Patrick Phillips talked about Blood at the Root.
“In 1980, when I was 10, an African American firefighter named Miguel Marcelli was shot just a few miles from our house, and I remember how furious people got when my mother went around asking questions. In 1987, when I was 16, I saw men with nooses parading around the town square, and heard them chanting “White Power.” So while being a former resident had its upsides, it also made me very conscious that I was breaking my home’s most powerful taboo, and might become a target for some dangerous people. That may sound like an exaggeration, but anyone from Forsyth County will understand.”
“Whenever I am in impoverished places in the world I feel my own incompetence and comparative innocence. The thing about extreme poverty is you have to be so ingenious to survive it: every element of your daily life is about finding a work-around, a fix, a life hack. It amuses me that the very rich in Silicon Valley have appropriated these terms for themselves when it is really the very poor who are the masters of it. To survive on the equivalent of a dollar a day takes all kinds of daily mastery of your circumstance.”
Colson Whitehead talked about The Underground Railroad.

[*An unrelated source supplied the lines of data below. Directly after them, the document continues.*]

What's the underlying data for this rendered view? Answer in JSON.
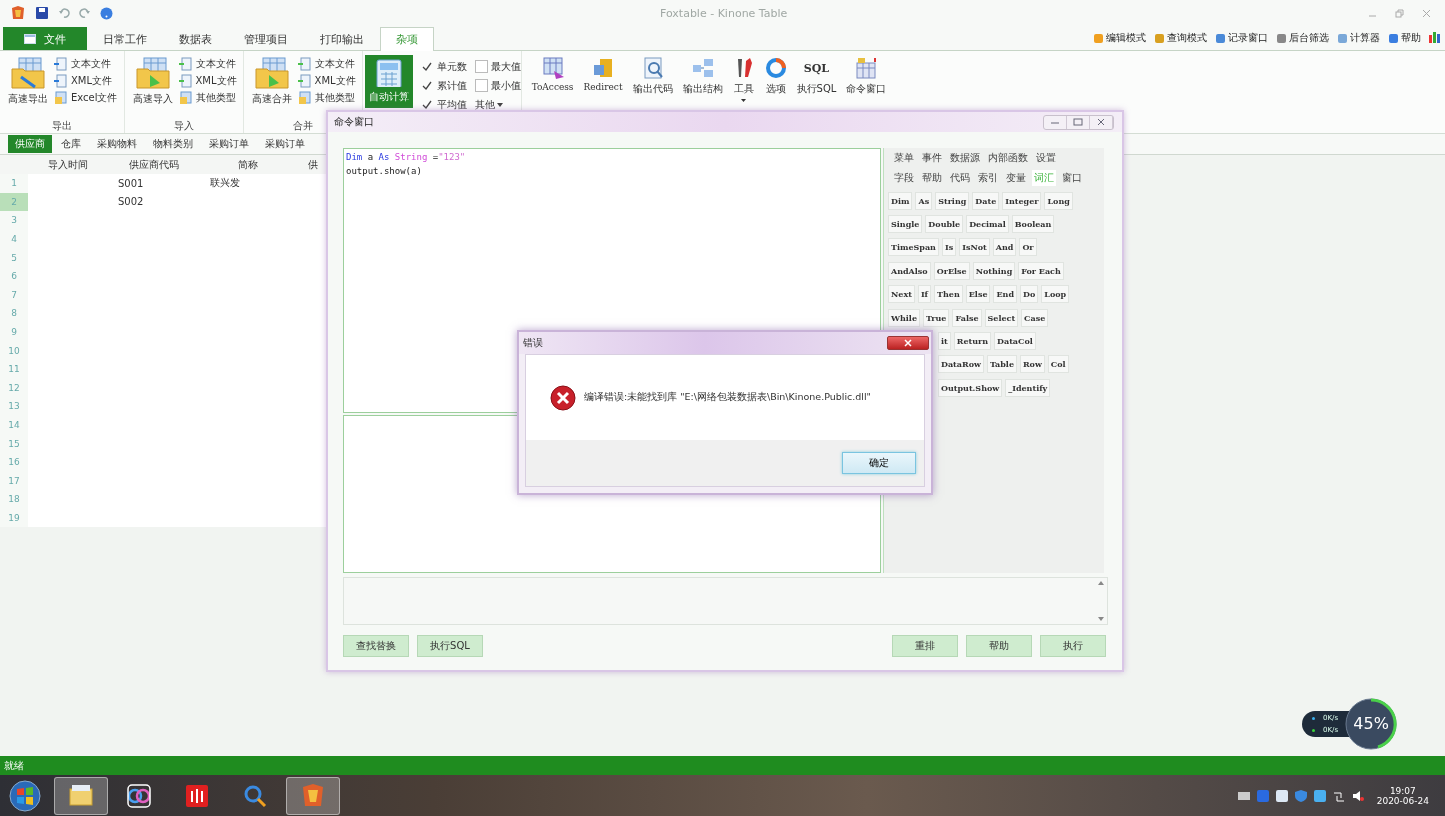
{
  "window": {
    "title": "Foxtable - Kinone Table"
  },
  "menu_tabs": [
    {
      "label": "文件",
      "kind": "file",
      "selected": false
    },
    {
      "label": "日常工作",
      "kind": "tab",
      "selected": false
    },
    {
      "label": "数据表",
      "kind": "tab",
      "selected": false
    },
    {
      "label": "管理项目",
      "kind": "tab",
      "selected": false
    },
    {
      "label": "打印输出",
      "kind": "tab",
      "selected": false
    },
    {
      "label": "杂项",
      "kind": "tab",
      "selected": true
    }
  ],
  "right_tools": [
    "编辑模式",
    "查询模式",
    "记录窗口",
    "后台筛选",
    "计算器",
    "帮助"
  ],
  "ribbon_groups": [
    {
      "label": "导出",
      "large": "高速导出",
      "small": [
        "文本文件",
        "XML文件",
        "Excel文件"
      ]
    },
    {
      "label": "导入",
      "large": "高速导入",
      "small": [
        "文本文件",
        "XML文件",
        "其他类型"
      ]
    },
    {
      "label": "合并",
      "large": "高速合并",
      "small": [
        "文本文件",
        "XML文件",
        "其他类型"
      ]
    }
  ],
  "auto_calc": {
    "label": "自动计算",
    "on": true
  },
  "calc_checks": [
    {
      "label": "单元数",
      "checked": true
    },
    {
      "label": "累计值",
      "checked": true
    },
    {
      "label": "平均值",
      "checked": true
    },
    {
      "label": "最大值",
      "checked": false
    },
    {
      "label": "最小值",
      "checked": false
    }
  ],
  "calc_more": "其他",
  "sql_icon_text": "SQL",
  "tool_buttons": [
    "ToAccess",
    "Redirect",
    "输出代码",
    "输出结构",
    "工具",
    "选项",
    "执行SQL",
    "命令窗口"
  ],
  "sheet_tabs": [
    {
      "label": "供应商",
      "selected": true
    },
    {
      "label": "仓库",
      "selected": false
    },
    {
      "label": "采购物料",
      "selected": false
    },
    {
      "label": "物料类别",
      "selected": false
    },
    {
      "label": "采购订单",
      "selected": false
    },
    {
      "label": "采购订单",
      "selected": false
    }
  ],
  "table": {
    "columns": [
      "导入时间",
      "供应商代码",
      "简称",
      "供"
    ],
    "rows": [
      {
        "number": "1",
        "selected": false,
        "cells": [
          "",
          "S001",
          "联兴发"
        ]
      },
      {
        "number": "2",
        "selected": true,
        "cells": [
          "",
          "S002",
          ""
        ]
      },
      {
        "number": "3",
        "selected": false,
        "cells": []
      },
      {
        "number": "4",
        "selected": false,
        "cells": []
      },
      {
        "number": "5",
        "selected": false,
        "cells": []
      },
      {
        "number": "6",
        "selected": false,
        "cells": []
      },
      {
        "number": "7",
        "selected": false,
        "cells": []
      },
      {
        "number": "8",
        "selected": false,
        "cells": []
      },
      {
        "number": "9",
        "selected": false,
        "cells": []
      },
      {
        "number": "10",
        "selected": false,
        "cells": []
      },
      {
        "number": "11",
        "selected": false,
        "cells": []
      },
      {
        "number": "12",
        "selected": false,
        "cells": []
      },
      {
        "number": "13",
        "selected": false,
        "cells": []
      },
      {
        "number": "14",
        "selected": false,
        "cells": []
      },
      {
        "number": "15",
        "selected": false,
        "cells": []
      },
      {
        "number": "16",
        "selected": false,
        "cells": []
      },
      {
        "number": "17",
        "selected": false,
        "cells": []
      },
      {
        "number": "18",
        "selected": false,
        "cells": []
      },
      {
        "number": "19",
        "selected": false,
        "cells": []
      }
    ]
  },
  "command_window": {
    "title": "命令窗口",
    "code_lines": [
      [
        {
          "text": "Dim",
          "kind": "keyword"
        },
        {
          "text": " a ",
          "kind": "plain"
        },
        {
          "text": "As ",
          "kind": "keyword"
        },
        {
          "text": "String",
          "kind": "type"
        },
        {
          "text": " =",
          "kind": "plain"
        },
        {
          "text": "\"123\"",
          "kind": "string"
        }
      ],
      [
        {
          "text": "output.show(a)",
          "kind": "plain"
        }
      ]
    ],
    "panel_tabs": [
      [
        {
          "label": "菜单",
          "selected": false
        },
        {
          "label": "事件",
          "selected": false
        },
        {
          "label": "数据源",
          "selected": false
        },
        {
          "label": "内部函数",
          "selected": false
        },
        {
          "label": "设置",
          "selected": false
        }
      ],
      [
        {
          "label": "字段",
          "selected": false
        },
        {
          "label": "帮助",
          "selected": false
        },
        {
          "label": "代码",
          "selected": false
        },
        {
          "label": "索引",
          "selected": false
        },
        {
          "label": "变量",
          "selected": false
        },
        {
          "label": "词汇",
          "selected": true
        },
        {
          "label": "窗口",
          "selected": false
        }
      ]
    ],
    "keyword_rows": [
      [
        "Dim",
        "As",
        "String",
        "Date",
        "Integer",
        "Long"
      ],
      [
        "Single",
        "Double",
        "Decimal",
        "Boolean"
      ],
      [
        "TimeSpan",
        "Is",
        "IsNot",
        "And",
        "Or"
      ],
      [
        "AndAlso",
        "OrElse",
        "Nothing",
        "For Each"
      ],
      [
        "Next",
        "If",
        "Then",
        "Else",
        "End",
        "Do",
        "Loop"
      ],
      [
        "While",
        "True",
        "False",
        "Select",
        "Case"
      ],
      [
        "it",
        "Return",
        "DataCol"
      ],
      [
        "DataRow",
        "Table",
        "Row",
        "Col"
      ],
      [
        "Output.Show",
        "_Identify"
      ]
    ],
    "left_buttons": [
      "查找替换",
      "执行SQL"
    ],
    "right_buttons": [
      "重排",
      "帮助",
      "执行"
    ]
  },
  "dialog": {
    "title": "错误",
    "message": "编译错误:未能找到库 \"E:\\网络包装数据表\\Bin\\Kinone.Public.dll\"",
    "button": "确定"
  },
  "status_bar": {
    "text": "就绪"
  },
  "net_widget": {
    "upload": "0K/s",
    "download": "0K/s",
    "load": "45%"
  },
  "taskbar": {
    "apps": [
      {
        "open": true
      },
      {
        "open": false
      },
      {
        "open": false
      },
      {
        "open": false
      },
      {
        "open": true
      }
    ],
    "time": "19:07",
    "date": "2020-06-24"
  }
}
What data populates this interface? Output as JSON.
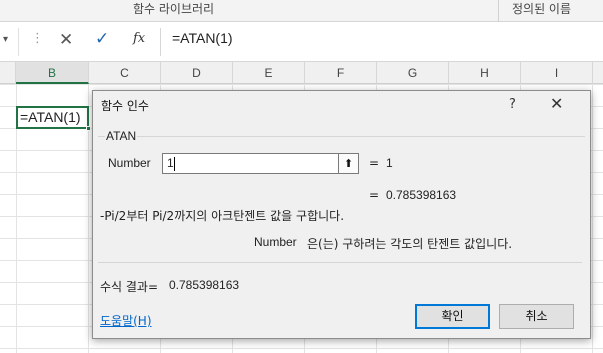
{
  "ribbon": {
    "group_function_library": "함수 라이브러리",
    "group_defined_names": "정의된 이름"
  },
  "formula_bar": {
    "cancel_icon": "✕",
    "enter_icon": "✓",
    "fx_label": "fx",
    "formula": "=ATAN(1)"
  },
  "columns": [
    "B",
    "C",
    "D",
    "E",
    "F",
    "G",
    "H",
    "I"
  ],
  "active_cell": {
    "column": "B",
    "content": "=ATAN(1)"
  },
  "dialog": {
    "title": "함수 인수",
    "help_icon": "?",
    "close_icon": "✕",
    "function_name": "ATAN",
    "argument": {
      "label": "Number",
      "value": "1",
      "evaluated_eq": "=",
      "evaluated": "1"
    },
    "result_eq": "=",
    "result": "0.785398163",
    "description": "-Pi/2부터 Pi/2까지의 아크탄젠트 값을 구합니다.",
    "argument_description_name": "Number",
    "argument_description": "은(는) 구하려는 각도의 탄젠트 값입니다.",
    "formula_result_label": "수식 결과=",
    "formula_result": "0.785398163",
    "help_link": "도움말(H)",
    "ok_button": "확인",
    "cancel_button": "취소"
  },
  "colors": {
    "excel_green": "#217346",
    "focus_blue": "#0078d7",
    "link_blue": "#0066cc"
  }
}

“The way I see it, one of the backbones of post-apocalypse literature is the search for a safe refuge, whether in post-nuclear war fiction or zombie novels. People are always looking for that human refuge over the next hill. Then they find a place and it’s overrun, and they have to keep going. They’re animated by a very improbable hope that they can be safe. I think that is what animates Mark Spitz in Zone One and a lot of heroes in post-apocalypse literature. I think that impossible hope also animates Cora. Why should she believe that there is any place of freedom when all she’s witnessed her whole life is the brutality of the plantation? Yet she persists.”